My Personal Imaginet Guy eventually traced the problem to an improbable concatenation on the Telkom exchange, wherein the whole thing was not converting a TLA number of some sort that I can't remember into an actual phone number, which consequently the Imaginet system couldn't recognise. Rather than telling Telkom to sort out the exchange, which is an unpleasant and frequently futile sort of process, he did a sort of nifty workaround by telling the Imaginet system to recognise the TLA number, and all the magic little lights came on. I still want to marry him.

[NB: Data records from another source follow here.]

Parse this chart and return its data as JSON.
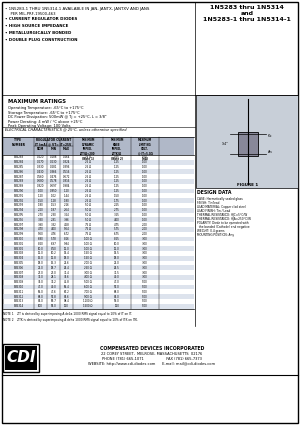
{
  "title_left": "1N5283 thru 1N5314\nand\n1N5283-1 thru 1N5314-1",
  "bullets": [
    "1N5283-1 THRU 1N5314-1 AVAILABLE IN JAN, JANTX, JANTXV AND JANS\n  PER MIL-PRF-19500-463",
    "CURRENT REGULATOR DIODES",
    "HIGH SOURCE IMPEDANCE",
    "METALLURGICALLY BONDED",
    "DOUBLE PLUG CONSTRUCTION"
  ],
  "max_ratings_title": "MAXIMUM RATINGS",
  "max_ratings": [
    "Operating Temperature: -65°C to +175°C",
    "Storage Temperature: -65°C to +175°C",
    "DC Power Dissipation: 500mW @ Tj = +25°C, L = 3/8\"",
    "Power Derating: 4 mW / °C above +25°C",
    "Peak Operating Voltage: 100 Volts"
  ],
  "elec_char_title": "ELECTRICAL CHARACTERISTICS @ 25°C, unless otherwise specified",
  "table_data": [
    [
      "1N5283",
      "0.220",
      "0.188",
      "0.264",
      "25 Ω",
      "0.75",
      "1.00"
    ],
    [
      "1N5284",
      "0.270",
      "0.230",
      "0.324",
      "25 Ω",
      "1.25",
      "1.00"
    ],
    [
      "1N5285",
      "0.330",
      "0.281",
      "0.396",
      "25 Ω",
      "1.25",
      "1.00"
    ],
    [
      "1N5286",
      "0.430",
      "0.366",
      "0.516",
      "25 Ω",
      "1.25",
      "1.00"
    ],
    [
      "1N5287",
      "0.560",
      "0.476",
      "0.672",
      "25 Ω",
      "1.25",
      "1.00"
    ],
    [
      "1N5288",
      "0.680",
      "0.578",
      "0.816",
      "25 Ω",
      "1.25",
      "1.00"
    ],
    [
      "1N5289",
      "0.820",
      "0.697",
      "0.984",
      "25 Ω",
      "1.25",
      "1.00"
    ],
    [
      "1N5290",
      "1.00",
      "0.850",
      "1.20",
      "25 Ω",
      "1.25",
      "1.00"
    ],
    [
      "1N5291",
      "1.20",
      "1.02",
      "1.44",
      "25 Ω",
      "1.50",
      "1.00"
    ],
    [
      "1N5292",
      "1.50",
      "1.28",
      "1.80",
      "25 Ω",
      "1.75",
      "1.00"
    ],
    [
      "1N5293",
      "1.80",
      "1.53",
      "2.16",
      "50 Ω",
      "2.25",
      "1.00"
    ],
    [
      "1N5294",
      "2.20",
      "1.87",
      "2.64",
      "50 Ω",
      "2.75",
      "1.00"
    ],
    [
      "1N5295",
      "2.70",
      "2.30",
      "3.24",
      "50 Ω",
      "3.25",
      "1.00"
    ],
    [
      "1N5296",
      "3.30",
      "2.81",
      "3.96",
      "50 Ω",
      "4.00",
      "1.00"
    ],
    [
      "1N5297",
      "3.90",
      "3.32",
      "4.68",
      "75 Ω",
      "4.75",
      "2.00"
    ],
    [
      "1N5298",
      "4.70",
      "4.00",
      "5.64",
      "75 Ω",
      "5.75",
      "2.00"
    ],
    [
      "1N5299",
      "5.60",
      "4.76",
      "6.72",
      "75 Ω",
      "6.75",
      "2.00"
    ],
    [
      "1N5300",
      "6.80",
      "5.78",
      "8.16",
      "100 Ω",
      "8.25",
      "3.00"
    ],
    [
      "1N5301",
      "8.20",
      "6.97",
      "9.84",
      "100 Ω",
      "10.0",
      "3.00"
    ],
    [
      "1N5302",
      "10.0",
      "8.50",
      "12.0",
      "100 Ω",
      "12.0",
      "3.00"
    ],
    [
      "1N5303",
      "12.0",
      "10.2",
      "14.4",
      "150 Ω",
      "14.5",
      "3.00"
    ],
    [
      "1N5304",
      "15.0",
      "12.8",
      "18.0",
      "150 Ω",
      "18.0",
      "3.00"
    ],
    [
      "1N5305",
      "18.0",
      "15.3",
      "21.6",
      "200 Ω",
      "22.0",
      "3.00"
    ],
    [
      "1N5306",
      "22.0",
      "18.7",
      "26.4",
      "250 Ω",
      "26.5",
      "3.00"
    ],
    [
      "1N5307",
      "27.0",
      "23.0",
      "32.4",
      "300 Ω",
      "32.5",
      "3.00"
    ],
    [
      "1N5308",
      "33.0",
      "28.1",
      "39.6",
      "400 Ω",
      "40.0",
      "3.00"
    ],
    [
      "1N5309",
      "39.0",
      "33.2",
      "46.8",
      "500 Ω",
      "47.0",
      "5.00"
    ],
    [
      "1N5310",
      "47.0",
      "40.0",
      "56.4",
      "600 Ω",
      "57.0",
      "5.00"
    ],
    [
      "1N5311",
      "56.0",
      "47.6",
      "67.2",
      "700 Ω",
      "68.0",
      "5.00"
    ],
    [
      "1N5312",
      "68.0",
      "57.8",
      "81.6",
      "900 Ω",
      "82.0",
      "5.00"
    ],
    [
      "1N5313",
      "82.0",
      "69.7",
      "98.4",
      "1100 Ω",
      "99.0",
      "5.00"
    ],
    [
      "1N5314",
      "100",
      "85.0",
      "120",
      "1500 Ω",
      "120",
      "5.00"
    ]
  ],
  "note1": "NOTE 1    ZT is derived by superimposing A delta 1000 RMS signal equal to 10% of IT on IT.",
  "note2": "NOTE 2    ZTK is derived by superimposing A delta 1000 RMS signal equal to 10% of ITK on ITK.",
  "design_data_title": "DESIGN DATA",
  "design_data": [
    "CASE: Hermetically sealed glass",
    "FINISH: Tin/lead",
    "LEAD MATERIAL: Copper clad steel",
    "LEAD FINISH: Tin / Lead",
    "THERMAL RESISTANCE: θJC=5°C/W",
    "THERMAL RESISTANCE: θJA=250°C/W",
    "POLARITY: Diode to be operated with",
    "  the banded (Cathode) end negative",
    "WEIGHT: 0.4 grams",
    "MOUNTING POSITION: Any"
  ],
  "figure_title": "FIGURE 1",
  "company_name": "COMPENSATED DEVICES INCORPORATED",
  "company_address": "22 COREY STREET,  MELROSE, MASSACHUSETTS  02176",
  "company_phone": "PHONE (781) 665-1071                    FAX (781) 665-7373",
  "company_web": "WEBSITE: http://www.cdi-diodes.com      E-mail: mail@cdi-diodes.com",
  "bg_color": "#ffffff",
  "table_header_bg": "#b0b8c8",
  "table_row_bg2": "#dde3ed",
  "border_color": "#000000",
  "figure_bg": "#c8cfd8"
}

I watched Zodiac last night, which was sort of meh despite good performances and RDJ. More importantly, the nightly Middlequest continues. Episode 5 gives us, in the Particular Silliness Department, Peruvian flying pike and an energy drink called "!!!!", which you pronounce by stamping your foot and raising your hands while looking startled. (The Middleman himself is particularly cute while doing this). Goofy Middlemisms include "Flowers for Algernon!", "Hot diggety dog!", "Great hearts of palm!" and the trademark "Oh, phooey!", with a new foray into similes: "like a Bengal elephant", and "explode like a sausage casing full of weasels". Points for the first appearance of the villainous catchphrase, "My plan is sheer elegance in its simplicity" and for zombies shambling around demanding "Trooooout!" Did I mention that I love this show?